Mr Flanagan: From our point of view, no, we do not think you can distribute it equitably. There will always be the large cities that are the centres for people from rural areas and they will go there: Manchester, Leeds, Birmingham and London. They are not much use to the people who live in mining areas. Mining is an agricultural industry; they were sunk in the farmlands. To build, say, the Dome or even the one in Hull, which is about as accessible to us, one to the other, we just cannot afford to get to them so do not think we will swell the attendance figures because we just do not go. There are smaller things that we can do, things for the scouts, things for the brass bands, we do not always have to visit Covent Garden and the new Tates.

  Q39  Chris Bryant: Everybody is agreed that an absolute mathematical equality would not be right. I just did some totting up of the figures beforehand and I know that the statistics about individual constituencies are always slightly misleading for all sorts of different reasons. You may have an organisation whose headquarters is in one place and so the money is listed under that constituency but actually all its work is elsewhere. Broadly speaking, if you add up the four Cardiff constituencies they have had £120 million, if you add up the Four Valleys constituencies, which are just north of them, which are all former mining constituencies, they have received £28 million, in other words I make that less than a quarter across the same period whereas Newport, its two constituencies with a smaller population, half the population, has received £28 million.
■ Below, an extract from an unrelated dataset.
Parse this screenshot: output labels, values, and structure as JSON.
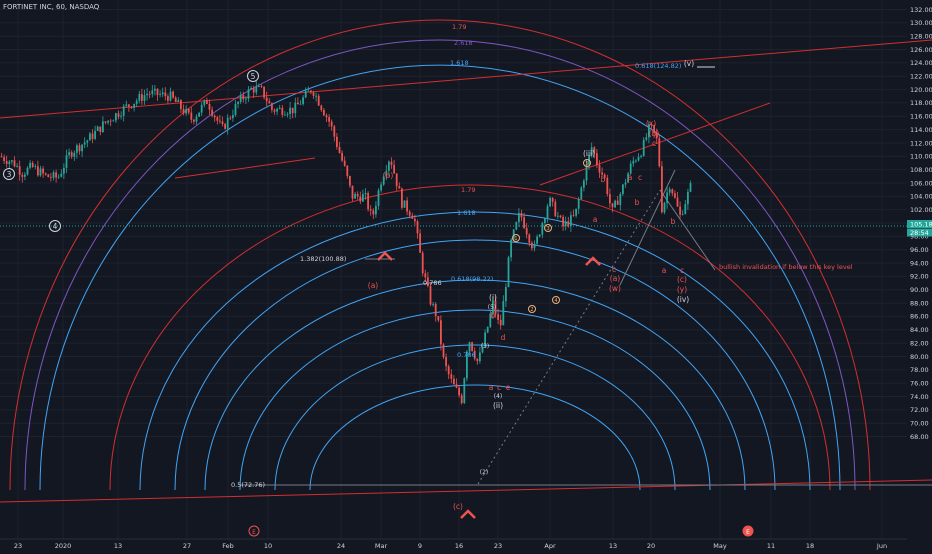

There seems to be a strong principle where lots of money goes into the bigger cities and I just wonder whether for the NCVO that means that smaller organisations that serve rural or semi-rural or semi-urban communities find it much more difficult?

  

Ms Bush: I think the key here is about the capacity of organisations to apply to the Lottery. I think the reason that perhaps organisations in Cardiff are accessing the Lottery is because they have got greater capacity, probably because of where they are located and that is why they are located there. Some of the small organisations in the smaller communities are less able to apply, they do not know the ropes as well and are, therefore, less successful. I think one of the things that certainly we have talked about in terms of reforming the Lottery is about providing more hands-on support to organisations, the actual Lottery distributors providing more support to organisations in the application process as well as the single front door.

  

Mr Robb: Can I just add as well, it might be the case, and I do not know Cardiff, it might be actually be the number of grants made as well. For example, the Community Fund has moved very well and there is another distributor, an Awards for All scheme, where a lot of very small community organisations apply for £500 or £1,000 and that is what they want, they want a small amount of money to do something, to build a new hall, to get something going. We see that as being very important. It might be that of that money which went to Cardiff, £60 million of it went on one project, I do not know if it did.